4.3 Longitudinal-data run-in window

Threat: the load-bearing capability claim cannot be measured until 6+ months of pilot data accumulates. During the run-in, the program produces descriptive evidence but cannot defend causal claims.

Mitigation: publication-queue discipline — papers requiring longitudinal data are gated on data accumulating; descriptive papers are sequenced first; pre-data papers are explicitly labeled.

Reviewer's note: this is honest and unusual. Most programs would be tempted to claim early. A reviewer should reward the discipline AND require the publication queue to enforce it visibly — no pre-data Paper 8 submission, even as a working paper, until the run-in window has elapsed.


5. Questions for the principal investigator

  1. LLM-scoring validation. Provide per-index precision/recall/Cohen's κ against expert human raters on a held-out sample, stratified by genre. Without this, no paper that invokes an LLM-scored index can be evaluated.
  2. Field-positioning depth. Working-alliance theory, transactive memory, niche construction, phenomenology of skill — name which of the twelve papers carries each bridge as foreground rather than background. If none, justify why the program-level positioning rests on bridges no individual paper develops.
  3. Generalization bounds. Name the paper (existing or to-be-added) that engages the single-system generalization question explicitly.
  4. Shared-dataset operationalization. Provide per-paper frozen Parquet snapshots, pre-registered exclusion criteria, and explicit data-overlap declarations between papers.
  5. Pilot pre-registration. When the external-operator pilot recruits, file a separate pre-registration covering recruitment channel, cohort composition, retention criteria, and what counts as "successful onboarding" before the cohort accumulates causal evidence.
  6. Publication queue.
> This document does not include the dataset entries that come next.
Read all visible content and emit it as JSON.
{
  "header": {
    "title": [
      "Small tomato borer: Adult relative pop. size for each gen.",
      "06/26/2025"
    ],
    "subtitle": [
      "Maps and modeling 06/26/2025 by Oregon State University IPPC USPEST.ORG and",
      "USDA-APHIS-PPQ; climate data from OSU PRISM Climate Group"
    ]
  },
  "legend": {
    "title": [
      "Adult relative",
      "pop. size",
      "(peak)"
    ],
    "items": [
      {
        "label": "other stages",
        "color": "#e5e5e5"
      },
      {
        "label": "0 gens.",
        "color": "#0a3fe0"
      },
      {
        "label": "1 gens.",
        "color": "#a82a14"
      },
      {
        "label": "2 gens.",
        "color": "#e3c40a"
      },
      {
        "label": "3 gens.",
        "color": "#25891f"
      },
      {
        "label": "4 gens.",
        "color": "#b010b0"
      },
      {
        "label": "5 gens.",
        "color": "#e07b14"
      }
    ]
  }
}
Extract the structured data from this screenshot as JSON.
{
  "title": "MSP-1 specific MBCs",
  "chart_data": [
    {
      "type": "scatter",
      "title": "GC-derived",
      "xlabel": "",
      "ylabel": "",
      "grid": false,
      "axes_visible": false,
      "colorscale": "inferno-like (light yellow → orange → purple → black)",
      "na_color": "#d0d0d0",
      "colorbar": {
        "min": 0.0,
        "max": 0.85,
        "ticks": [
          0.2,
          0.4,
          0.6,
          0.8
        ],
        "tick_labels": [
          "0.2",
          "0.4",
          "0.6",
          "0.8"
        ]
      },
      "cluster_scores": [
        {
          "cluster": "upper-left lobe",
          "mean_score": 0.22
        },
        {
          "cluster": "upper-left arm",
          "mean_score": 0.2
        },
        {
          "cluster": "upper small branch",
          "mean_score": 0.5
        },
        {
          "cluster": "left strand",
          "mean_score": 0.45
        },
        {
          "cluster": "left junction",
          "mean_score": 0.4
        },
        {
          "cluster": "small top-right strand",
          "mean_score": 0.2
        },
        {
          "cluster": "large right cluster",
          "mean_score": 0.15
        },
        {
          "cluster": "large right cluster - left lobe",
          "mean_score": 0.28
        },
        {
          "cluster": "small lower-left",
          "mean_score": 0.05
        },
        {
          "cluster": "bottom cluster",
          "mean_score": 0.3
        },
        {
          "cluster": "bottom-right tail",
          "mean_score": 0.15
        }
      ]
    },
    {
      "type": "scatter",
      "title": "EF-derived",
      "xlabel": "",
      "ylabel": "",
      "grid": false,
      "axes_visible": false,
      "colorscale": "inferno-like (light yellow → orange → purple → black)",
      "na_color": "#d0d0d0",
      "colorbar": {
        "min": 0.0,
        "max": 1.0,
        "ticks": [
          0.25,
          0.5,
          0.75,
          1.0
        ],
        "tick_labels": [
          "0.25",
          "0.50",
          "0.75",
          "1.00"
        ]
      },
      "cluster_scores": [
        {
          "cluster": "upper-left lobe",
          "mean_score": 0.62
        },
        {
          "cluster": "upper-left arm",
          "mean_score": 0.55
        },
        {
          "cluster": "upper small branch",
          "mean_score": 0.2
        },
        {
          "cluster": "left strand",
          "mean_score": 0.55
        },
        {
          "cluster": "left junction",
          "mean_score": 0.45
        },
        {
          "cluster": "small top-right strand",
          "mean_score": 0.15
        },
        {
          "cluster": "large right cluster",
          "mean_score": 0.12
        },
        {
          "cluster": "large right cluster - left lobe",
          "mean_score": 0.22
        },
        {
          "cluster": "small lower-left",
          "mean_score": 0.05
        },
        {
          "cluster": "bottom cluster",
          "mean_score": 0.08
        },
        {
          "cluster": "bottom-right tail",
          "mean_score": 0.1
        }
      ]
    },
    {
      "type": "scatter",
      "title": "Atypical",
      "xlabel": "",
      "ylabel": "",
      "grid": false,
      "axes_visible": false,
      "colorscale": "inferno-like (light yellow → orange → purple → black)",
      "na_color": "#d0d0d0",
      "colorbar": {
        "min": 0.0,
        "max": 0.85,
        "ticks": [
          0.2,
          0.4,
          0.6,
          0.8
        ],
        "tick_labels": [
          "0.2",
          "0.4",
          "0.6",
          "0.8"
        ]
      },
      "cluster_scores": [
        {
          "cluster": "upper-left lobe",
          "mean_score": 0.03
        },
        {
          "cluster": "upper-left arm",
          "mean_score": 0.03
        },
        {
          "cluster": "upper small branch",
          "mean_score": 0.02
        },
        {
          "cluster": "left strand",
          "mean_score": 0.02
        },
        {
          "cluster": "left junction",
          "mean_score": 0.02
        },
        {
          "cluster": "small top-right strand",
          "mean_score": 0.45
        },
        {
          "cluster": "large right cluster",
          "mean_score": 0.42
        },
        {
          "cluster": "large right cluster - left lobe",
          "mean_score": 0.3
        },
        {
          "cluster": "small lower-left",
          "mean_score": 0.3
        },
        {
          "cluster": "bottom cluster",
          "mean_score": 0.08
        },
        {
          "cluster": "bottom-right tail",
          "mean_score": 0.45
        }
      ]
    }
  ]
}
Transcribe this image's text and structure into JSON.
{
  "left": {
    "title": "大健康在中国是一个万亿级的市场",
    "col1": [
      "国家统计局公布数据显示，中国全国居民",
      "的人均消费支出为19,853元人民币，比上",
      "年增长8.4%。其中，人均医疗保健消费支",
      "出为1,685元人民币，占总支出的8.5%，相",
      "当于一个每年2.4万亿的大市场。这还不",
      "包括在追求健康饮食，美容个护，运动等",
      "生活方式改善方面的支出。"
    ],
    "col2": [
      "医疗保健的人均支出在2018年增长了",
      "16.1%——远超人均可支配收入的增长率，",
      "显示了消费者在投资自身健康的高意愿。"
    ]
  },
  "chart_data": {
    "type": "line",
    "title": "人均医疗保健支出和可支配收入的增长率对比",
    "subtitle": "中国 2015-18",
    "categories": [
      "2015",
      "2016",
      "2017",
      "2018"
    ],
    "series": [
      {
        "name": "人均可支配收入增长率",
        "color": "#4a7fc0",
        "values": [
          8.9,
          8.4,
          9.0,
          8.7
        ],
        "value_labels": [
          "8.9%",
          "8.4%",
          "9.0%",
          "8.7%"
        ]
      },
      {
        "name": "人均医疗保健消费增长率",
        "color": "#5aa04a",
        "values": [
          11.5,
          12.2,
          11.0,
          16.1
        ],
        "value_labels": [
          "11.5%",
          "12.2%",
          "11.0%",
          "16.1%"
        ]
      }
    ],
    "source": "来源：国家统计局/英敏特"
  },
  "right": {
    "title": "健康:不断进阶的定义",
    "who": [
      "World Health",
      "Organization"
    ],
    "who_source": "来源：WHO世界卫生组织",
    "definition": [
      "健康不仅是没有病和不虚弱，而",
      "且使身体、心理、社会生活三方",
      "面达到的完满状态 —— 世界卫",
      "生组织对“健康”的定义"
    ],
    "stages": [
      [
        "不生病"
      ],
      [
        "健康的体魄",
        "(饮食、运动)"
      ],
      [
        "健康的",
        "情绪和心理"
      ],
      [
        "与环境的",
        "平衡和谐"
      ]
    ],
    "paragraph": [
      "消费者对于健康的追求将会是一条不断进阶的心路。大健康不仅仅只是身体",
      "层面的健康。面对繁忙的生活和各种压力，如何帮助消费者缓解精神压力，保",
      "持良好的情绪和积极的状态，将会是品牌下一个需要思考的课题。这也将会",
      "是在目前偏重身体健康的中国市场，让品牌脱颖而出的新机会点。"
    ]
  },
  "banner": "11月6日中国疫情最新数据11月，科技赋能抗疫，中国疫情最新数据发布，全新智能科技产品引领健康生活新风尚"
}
Make the pre-data vs. post-data status of each paper explicit in the sub-paper plan, with the run-in-window condition for each post-data paper named.
  7. Genre-fork power analysis. Paper 7 is load-bearing for the rest of the program. Provide a pre-data power analysis specifying the cohort size needed to detect plausible genre differences with adequate power.

6. Verdict

Major revisions / publishable as a sequenced series with discipline.

The program's measurement framework, pre-registration discipline, and four-failure-mode veto are unusually rigorous for the field. The auto-ethnography → external pilot ladder is correct. The longitudinal capability claim is the right outcome variable.

What the program cannot do yet is defend the causal portion that gives it most of its theoretical value. The pilot has not delivered; the LLM-scoring validation is not in production; the generalization-bounds paper is not specifically slotted; the shared-dataset discipline is not operationalized.

Three concrete things would move the verdict from "major revisions" to "accept the descriptive papers now, hold the causal papers for the pilot":

  1. Pilot recruitment begins, with the cohort pre-registered separately.
  2. LLM-scoring validation passes ship before any LLM-scored index appears in a submitted paper.
  3. The publication queue makes pre-data vs. post-data status visible per paper, with run-in windows specified.

With those three, the descriptive papers (Paper 1 in two registers, Paper 3, Paper 4) are publishable now, and the causal papers (Paper 5, 7, 8) sit in the queue against pilot data accumulating. Without them, the program's empirical contribution outpaces what the data can support.

The dataset will be a real contribution. The framework's discipline is exemplary. The patience the longitudinal claim demands is unusual in a field that ships in three months. The program should be evaluated on whether it holds the discipline.


Reviewer signed off, 2026-05-05. Conflicts of interest: this review is self-authored as the audience-tier-1 (peer-review) framing of the program — a pre-acceptance internal critique rather than a third-party review. Companion artifacts: engineering.md (audience-tier 2, shipped 2026-05-05), product.md (audience-tier 3, shipped 2026-05-05), penwright-paper-01-public.md (general-audience, shipped). Vision specs at vela/docs/VISION-PENWRIGHT-AUTHORSHIP.md and vela/docs/VISION-PENWRIGHT-MEASUREMENT.md are the load-bearing internal sources.